More maths, more coeliac, one more lesson

In my last blog we looked at what would happen were we to screen the entire population for coeliac disease, inspired entirely by a great little video by mathematician, Dan Abramson. In a nutshell, two out of every three blood-positive individuals would eventually turn out to be negative for coeliac disease.

Population screening does not happen on the NHS, but screening first-degree relatives of those with coeliac disease is recommended. We know that roughly 10% of them will turn out to have it. So what happens when we put a theoretical 10,000 of them through the same calculation as last time?

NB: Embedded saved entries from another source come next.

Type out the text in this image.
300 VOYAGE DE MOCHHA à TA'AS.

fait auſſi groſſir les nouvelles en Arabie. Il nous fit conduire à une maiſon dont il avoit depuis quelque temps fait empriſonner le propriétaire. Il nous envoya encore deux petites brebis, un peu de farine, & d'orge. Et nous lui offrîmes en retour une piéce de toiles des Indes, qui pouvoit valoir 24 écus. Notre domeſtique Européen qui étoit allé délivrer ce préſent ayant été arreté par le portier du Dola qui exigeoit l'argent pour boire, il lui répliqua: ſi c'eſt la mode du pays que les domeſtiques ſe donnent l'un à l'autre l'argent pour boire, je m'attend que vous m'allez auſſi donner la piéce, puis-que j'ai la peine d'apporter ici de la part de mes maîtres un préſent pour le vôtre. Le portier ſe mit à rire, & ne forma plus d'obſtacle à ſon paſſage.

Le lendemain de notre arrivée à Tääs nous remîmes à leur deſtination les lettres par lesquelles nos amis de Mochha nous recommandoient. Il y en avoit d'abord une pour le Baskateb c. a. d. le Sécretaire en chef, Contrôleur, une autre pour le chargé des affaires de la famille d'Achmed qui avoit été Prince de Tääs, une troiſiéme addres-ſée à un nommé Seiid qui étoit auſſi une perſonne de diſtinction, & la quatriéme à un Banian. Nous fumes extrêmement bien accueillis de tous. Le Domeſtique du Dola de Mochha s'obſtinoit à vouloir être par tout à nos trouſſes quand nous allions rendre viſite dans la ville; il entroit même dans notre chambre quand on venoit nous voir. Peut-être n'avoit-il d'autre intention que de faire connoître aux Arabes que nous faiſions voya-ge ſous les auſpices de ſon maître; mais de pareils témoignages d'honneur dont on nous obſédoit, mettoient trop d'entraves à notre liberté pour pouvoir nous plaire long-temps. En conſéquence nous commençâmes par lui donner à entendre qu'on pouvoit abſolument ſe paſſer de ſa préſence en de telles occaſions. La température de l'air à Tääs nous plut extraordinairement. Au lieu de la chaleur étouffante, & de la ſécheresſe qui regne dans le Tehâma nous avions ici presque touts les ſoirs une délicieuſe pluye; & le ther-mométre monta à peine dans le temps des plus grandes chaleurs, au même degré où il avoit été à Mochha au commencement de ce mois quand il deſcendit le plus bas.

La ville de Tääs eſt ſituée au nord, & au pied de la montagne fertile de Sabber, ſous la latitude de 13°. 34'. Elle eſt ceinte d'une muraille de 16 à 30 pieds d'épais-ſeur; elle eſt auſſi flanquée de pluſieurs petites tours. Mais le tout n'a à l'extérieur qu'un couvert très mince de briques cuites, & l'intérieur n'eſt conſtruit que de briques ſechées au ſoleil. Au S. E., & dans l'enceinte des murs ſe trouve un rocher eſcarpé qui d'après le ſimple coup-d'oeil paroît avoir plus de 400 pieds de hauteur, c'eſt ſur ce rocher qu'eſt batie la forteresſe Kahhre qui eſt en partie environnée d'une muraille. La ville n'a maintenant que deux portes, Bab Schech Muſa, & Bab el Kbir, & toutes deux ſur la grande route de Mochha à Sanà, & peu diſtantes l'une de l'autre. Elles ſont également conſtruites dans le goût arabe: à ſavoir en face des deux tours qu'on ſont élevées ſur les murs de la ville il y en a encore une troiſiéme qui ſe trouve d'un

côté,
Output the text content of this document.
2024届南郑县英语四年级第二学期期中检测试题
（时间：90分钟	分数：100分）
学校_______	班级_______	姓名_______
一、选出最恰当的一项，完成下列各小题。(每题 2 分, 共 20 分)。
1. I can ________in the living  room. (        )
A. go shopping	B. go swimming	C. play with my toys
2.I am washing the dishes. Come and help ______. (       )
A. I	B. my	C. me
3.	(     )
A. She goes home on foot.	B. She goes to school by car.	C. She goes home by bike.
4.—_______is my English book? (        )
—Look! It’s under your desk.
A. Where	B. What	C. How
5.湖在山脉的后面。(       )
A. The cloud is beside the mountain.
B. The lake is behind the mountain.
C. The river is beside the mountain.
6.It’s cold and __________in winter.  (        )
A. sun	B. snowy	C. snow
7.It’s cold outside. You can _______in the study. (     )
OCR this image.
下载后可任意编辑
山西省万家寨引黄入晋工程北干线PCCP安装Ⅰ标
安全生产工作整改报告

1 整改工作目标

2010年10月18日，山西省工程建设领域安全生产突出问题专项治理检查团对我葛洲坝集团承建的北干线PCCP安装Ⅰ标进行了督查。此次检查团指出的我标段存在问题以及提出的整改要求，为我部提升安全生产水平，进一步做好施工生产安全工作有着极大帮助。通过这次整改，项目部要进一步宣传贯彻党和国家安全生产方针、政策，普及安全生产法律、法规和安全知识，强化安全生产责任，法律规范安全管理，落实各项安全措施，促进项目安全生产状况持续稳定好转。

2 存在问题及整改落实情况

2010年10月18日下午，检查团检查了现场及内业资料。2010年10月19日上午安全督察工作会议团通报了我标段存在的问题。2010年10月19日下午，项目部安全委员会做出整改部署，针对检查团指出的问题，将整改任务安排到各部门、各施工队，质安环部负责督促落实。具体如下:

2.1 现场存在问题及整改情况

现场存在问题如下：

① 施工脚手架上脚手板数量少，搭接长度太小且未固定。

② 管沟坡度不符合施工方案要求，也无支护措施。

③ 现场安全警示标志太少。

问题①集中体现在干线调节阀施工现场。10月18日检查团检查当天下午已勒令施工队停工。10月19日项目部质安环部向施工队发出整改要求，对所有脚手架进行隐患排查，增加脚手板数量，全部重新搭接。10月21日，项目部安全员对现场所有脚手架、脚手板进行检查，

We know the anti-endomysial test is 98% specific and 97% sensitive so, screening 10,000 first-degree relatives of coeliacs – 9,000 of whom would not have coeliac disease, but 1,000 of whom would – would yield the following:

Of the 9,000 non-coeliacs …
8,820 would test (correctly) negative
180 would test (wrongly) positive

Of the 1,000 coeliacs …
970 would test (correctly) positive
30 would test (wrongly) negative

A total of 1,150 positive tests would result, 970 of which correct. So if you’re a first degree relative of a coeliac, and you test blood-positive, you’ve about a 5 in 6 chance of turning out to be coeliac. Quite high, but by no means close to almost certainty.

You can see from this how much more ‘reliable’ the test is when performed on a cross-section of the population with a likelihood of being coeliac increased by a factor of 10. It’s only when performed on the whole population that the figures appear alarming and questionable.